In a world defined by exponential change and increasing complexity (we truly live in a VUCA world now – just look at the news on any given day), our traditional decision-making frameworks are showing their limitations. Through our work with organizations globally (including our time as executives at Mozilla, at the time one of the largest open-source communities globally), we’ve observed a critical pattern: the most robust decisions emerge from deliberately cultivated opposition.
The concept of “farming for dissent” – actively seeking and nurturing opposing viewpoints and made popular by Netflix – aligns perfectly with our MAP (Multiple Alternative Perspectives) framework (which we brought with us from Mozilla and have refined since then). When integrated, these approaches create a powerful system for navigating uncertainty.
The process is straightforward yet yields incredibly robust results:
Begin with your initial thesis (60% confidence level)
Systematically seek opposing viewpoints through structured 1:1 conversations
Scale to group discussions while maintaining cognitive diversity
Document and synthesize insights until reaching 90%+ confidence
What makes this approach particularly effective is its recognition of our cognitive limitations. By actively farming for dissent, we’re not just collecting data, but systematically dismantling our blind spots.

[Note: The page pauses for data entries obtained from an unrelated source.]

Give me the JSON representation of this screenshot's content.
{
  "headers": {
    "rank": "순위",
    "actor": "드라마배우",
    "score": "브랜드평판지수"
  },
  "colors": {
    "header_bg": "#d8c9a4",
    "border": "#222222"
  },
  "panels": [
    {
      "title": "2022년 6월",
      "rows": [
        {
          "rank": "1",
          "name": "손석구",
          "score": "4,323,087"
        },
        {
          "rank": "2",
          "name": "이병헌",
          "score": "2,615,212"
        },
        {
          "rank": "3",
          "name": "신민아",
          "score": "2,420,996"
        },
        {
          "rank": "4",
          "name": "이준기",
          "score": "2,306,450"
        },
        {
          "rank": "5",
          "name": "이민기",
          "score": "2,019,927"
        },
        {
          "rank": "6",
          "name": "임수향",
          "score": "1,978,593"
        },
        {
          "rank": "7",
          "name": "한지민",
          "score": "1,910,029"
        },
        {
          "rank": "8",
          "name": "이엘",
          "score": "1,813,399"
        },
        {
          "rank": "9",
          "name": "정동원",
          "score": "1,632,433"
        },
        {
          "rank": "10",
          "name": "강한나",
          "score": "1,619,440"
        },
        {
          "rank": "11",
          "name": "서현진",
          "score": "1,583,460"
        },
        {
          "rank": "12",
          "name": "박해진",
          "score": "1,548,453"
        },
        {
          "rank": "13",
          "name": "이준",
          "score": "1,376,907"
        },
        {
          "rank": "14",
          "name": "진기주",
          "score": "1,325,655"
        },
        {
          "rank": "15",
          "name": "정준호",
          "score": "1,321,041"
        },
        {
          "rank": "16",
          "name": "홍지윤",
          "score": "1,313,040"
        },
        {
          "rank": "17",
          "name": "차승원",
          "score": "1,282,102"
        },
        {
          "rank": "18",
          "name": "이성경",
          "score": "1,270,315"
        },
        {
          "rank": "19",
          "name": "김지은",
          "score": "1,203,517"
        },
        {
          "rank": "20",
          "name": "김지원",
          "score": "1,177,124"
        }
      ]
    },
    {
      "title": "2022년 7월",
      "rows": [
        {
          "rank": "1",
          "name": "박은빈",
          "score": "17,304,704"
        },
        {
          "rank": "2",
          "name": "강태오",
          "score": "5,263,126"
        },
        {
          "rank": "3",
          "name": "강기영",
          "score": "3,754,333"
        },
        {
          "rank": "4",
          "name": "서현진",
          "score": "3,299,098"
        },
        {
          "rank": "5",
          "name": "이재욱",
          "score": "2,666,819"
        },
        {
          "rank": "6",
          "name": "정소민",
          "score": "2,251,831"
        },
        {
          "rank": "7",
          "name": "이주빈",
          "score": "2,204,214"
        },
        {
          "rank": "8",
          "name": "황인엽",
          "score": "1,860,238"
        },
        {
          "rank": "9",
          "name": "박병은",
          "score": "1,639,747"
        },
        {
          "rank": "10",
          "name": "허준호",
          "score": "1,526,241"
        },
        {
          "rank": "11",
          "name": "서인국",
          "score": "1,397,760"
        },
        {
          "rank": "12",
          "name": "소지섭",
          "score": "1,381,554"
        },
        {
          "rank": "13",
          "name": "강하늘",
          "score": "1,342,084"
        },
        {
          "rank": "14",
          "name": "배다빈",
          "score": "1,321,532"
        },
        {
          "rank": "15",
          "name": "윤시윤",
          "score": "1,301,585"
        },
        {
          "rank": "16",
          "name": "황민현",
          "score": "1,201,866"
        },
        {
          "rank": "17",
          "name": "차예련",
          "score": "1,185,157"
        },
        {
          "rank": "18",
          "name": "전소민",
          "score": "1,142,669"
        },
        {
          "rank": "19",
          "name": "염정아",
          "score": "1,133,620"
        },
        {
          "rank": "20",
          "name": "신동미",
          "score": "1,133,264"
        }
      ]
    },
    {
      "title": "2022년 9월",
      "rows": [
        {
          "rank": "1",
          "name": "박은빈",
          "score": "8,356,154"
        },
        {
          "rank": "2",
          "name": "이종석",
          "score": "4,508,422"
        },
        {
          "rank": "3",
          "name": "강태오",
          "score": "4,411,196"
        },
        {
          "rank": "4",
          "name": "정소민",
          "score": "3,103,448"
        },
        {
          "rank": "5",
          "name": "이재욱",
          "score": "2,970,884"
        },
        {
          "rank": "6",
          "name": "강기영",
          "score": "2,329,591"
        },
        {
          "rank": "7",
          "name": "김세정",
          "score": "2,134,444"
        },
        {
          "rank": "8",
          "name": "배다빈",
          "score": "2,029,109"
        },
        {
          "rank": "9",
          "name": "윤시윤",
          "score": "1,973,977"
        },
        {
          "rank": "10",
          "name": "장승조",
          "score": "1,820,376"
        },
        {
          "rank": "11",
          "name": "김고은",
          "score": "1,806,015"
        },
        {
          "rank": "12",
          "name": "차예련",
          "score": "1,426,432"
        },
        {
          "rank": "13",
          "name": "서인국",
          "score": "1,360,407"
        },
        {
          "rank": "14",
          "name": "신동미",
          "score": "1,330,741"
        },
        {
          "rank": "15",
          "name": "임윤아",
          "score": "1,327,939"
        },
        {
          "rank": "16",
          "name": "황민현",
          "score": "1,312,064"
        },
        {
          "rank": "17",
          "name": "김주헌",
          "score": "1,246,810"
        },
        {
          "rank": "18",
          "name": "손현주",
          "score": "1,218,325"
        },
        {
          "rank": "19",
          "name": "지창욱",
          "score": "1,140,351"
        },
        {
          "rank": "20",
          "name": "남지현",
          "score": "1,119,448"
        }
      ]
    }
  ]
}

The key lies in the systematic application:
Document core assumptions before seeking input
Create structured opposition teams with clear mandates
Implement the MAP methodology to scale insights
Build feedback mechanisms that reward early opposition
It’s important to note, that this isn’t about achieving consensus (which regularly leads to mediocrity). It’s about making better decisions through structured opposition.
As uncertainty becomes our constant companion, the ability to systematically farm for dissent becomes a core organizational capability. The organizations that will thrive in our world are those that can institutionalize this practice while maintaining decisive action (to quote Jeff Bezos: “Doing things at high speed, that’s the best defense against the future.”)
Curious? Here is our guide to MAP decision-making.
@Pascal
A good corollary is designing for disobedience.
In other words, build things that provide your users some degree of freedom to break little 'r' rules. So they can provide you with the contrarian weak signals of usage patterns and feedback.
Think of it as a lightweight outsourcing of your innovation to emergent user design patterns, illuminating new novel paths for needs and applications you can better serve with your product or service. Perhaps a more polite form of farming for dissent.